Efficiciency? How Efficient is Saving an Industry?

As for the relative inefficiency of a hydrogen-combustion engine car versus a hydrogen-fuel cell-powered electric car, this depends on what efficiency you happen to be measuring.  If you’re comparing a pair of cars, a fuel cell EV and a hydrogen ICE, then the fuel cell EV will demonstrate a more efficient use of its hydrogen fuel as measured in a distance over fuel quantity ratio.  But expand your measure of efficiency to cover an entire industry and things start looking different.  

The billions of dollars, euros, and yen invested in factories, R&D, maintenance, distribution and marketing of the cars currently on the road would largely be wasted if it were suddenly decreed that these cars must be junked in favor of electric cars powered by fuel cells (or, for that matter, lithium-ion batteries).  But if a structured transition were introduced whereby existing and planned models of gasoline and diesel powered ICE cars would be modified to run on hydrogen without actually replacing their powertrains, then those billions could still be put to good use and people could go on working in the jobs they currently have. 

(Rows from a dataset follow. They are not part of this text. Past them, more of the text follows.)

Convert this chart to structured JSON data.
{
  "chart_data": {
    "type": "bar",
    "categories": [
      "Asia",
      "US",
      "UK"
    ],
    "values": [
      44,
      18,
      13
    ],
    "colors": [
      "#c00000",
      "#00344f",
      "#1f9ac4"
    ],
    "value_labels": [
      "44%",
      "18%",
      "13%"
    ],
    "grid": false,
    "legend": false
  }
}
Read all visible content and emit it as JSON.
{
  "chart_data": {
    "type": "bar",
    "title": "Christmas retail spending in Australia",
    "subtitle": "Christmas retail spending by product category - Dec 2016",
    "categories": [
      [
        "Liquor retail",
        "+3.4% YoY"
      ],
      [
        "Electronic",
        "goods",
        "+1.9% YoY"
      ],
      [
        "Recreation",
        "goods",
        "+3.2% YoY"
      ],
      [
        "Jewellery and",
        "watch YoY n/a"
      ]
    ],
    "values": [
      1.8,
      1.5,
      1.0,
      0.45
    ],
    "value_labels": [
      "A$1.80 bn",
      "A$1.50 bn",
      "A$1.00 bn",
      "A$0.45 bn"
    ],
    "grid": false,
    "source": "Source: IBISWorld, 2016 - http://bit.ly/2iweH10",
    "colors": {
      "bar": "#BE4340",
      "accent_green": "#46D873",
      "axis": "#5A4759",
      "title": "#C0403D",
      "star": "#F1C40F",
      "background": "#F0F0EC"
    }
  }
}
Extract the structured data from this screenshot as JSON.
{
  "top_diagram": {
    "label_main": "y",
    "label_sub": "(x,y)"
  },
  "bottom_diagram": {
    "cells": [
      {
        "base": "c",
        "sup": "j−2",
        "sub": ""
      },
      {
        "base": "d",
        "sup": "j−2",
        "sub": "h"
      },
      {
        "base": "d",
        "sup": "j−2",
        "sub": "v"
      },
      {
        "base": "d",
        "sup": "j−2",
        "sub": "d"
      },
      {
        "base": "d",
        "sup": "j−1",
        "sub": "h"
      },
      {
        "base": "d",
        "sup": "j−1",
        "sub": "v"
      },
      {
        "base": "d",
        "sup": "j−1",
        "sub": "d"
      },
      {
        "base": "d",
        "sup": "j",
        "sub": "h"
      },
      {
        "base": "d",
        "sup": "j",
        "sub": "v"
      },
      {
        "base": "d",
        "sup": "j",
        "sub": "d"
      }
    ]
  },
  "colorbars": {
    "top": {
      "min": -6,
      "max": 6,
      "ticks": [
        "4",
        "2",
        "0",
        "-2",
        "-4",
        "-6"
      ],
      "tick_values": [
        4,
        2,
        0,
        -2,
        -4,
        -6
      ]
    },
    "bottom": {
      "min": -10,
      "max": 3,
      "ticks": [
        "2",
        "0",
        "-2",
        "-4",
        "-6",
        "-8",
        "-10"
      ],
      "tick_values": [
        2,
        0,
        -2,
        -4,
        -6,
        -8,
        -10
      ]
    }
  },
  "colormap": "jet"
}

Hydrogen or Gasoline? Both?

Another prospect worthy of strong consideration is to develop “flexi-fuel” ICE cars that can operate with either on gasoline OR hydrogen as a source of fuel.  Currently, there are many vehicles on the road that give drivers a ready choice of using either gasoline or liquified natural gas to power them, as their engines are so-equipped and they hold tanks for each fuel.  So, the same flexibility could therefore be installed on a flexi-fuel gasoline/hydrogen car.

Getting started

The place to start such an endeavor is to launch a study.  It would aim to reveal all the basics:

  • Environmental benefits of switching from hydrocarbon ICE to hydrogen ICE vehicles
  • Feasibility and costs of altering manufacturing to produce hydrogen ICE vehicles instead of hydrocarbon ICE vehicles
  • Feasibility and costs of ramping up production of newly developed safe and effective means of storing hydrogen, both in hydrogen ICE vehicles themselves, and in tanker trucks, at filling stations, etc.
  • Feasibility and costs of setting up networks of hydrogen distribution stations. 
  • Feasibility and costs of generating hydrogen, both from fossil-fuel sources and by other means.

The parties with both money to spend and the most to gain from this study are the automakers and the petroleum producers.  Why? For the simple reason that putting hydrogen ICE vehicles would keep them both in business for the reasons made clear above.  Finding a suitable institute or university to conduct this study shouldn’t be difficult.  Issuing a tender in the right Twitter groups should supply a host of worthy candidates.

The sooner we get going, the better for the industries and life on Earth.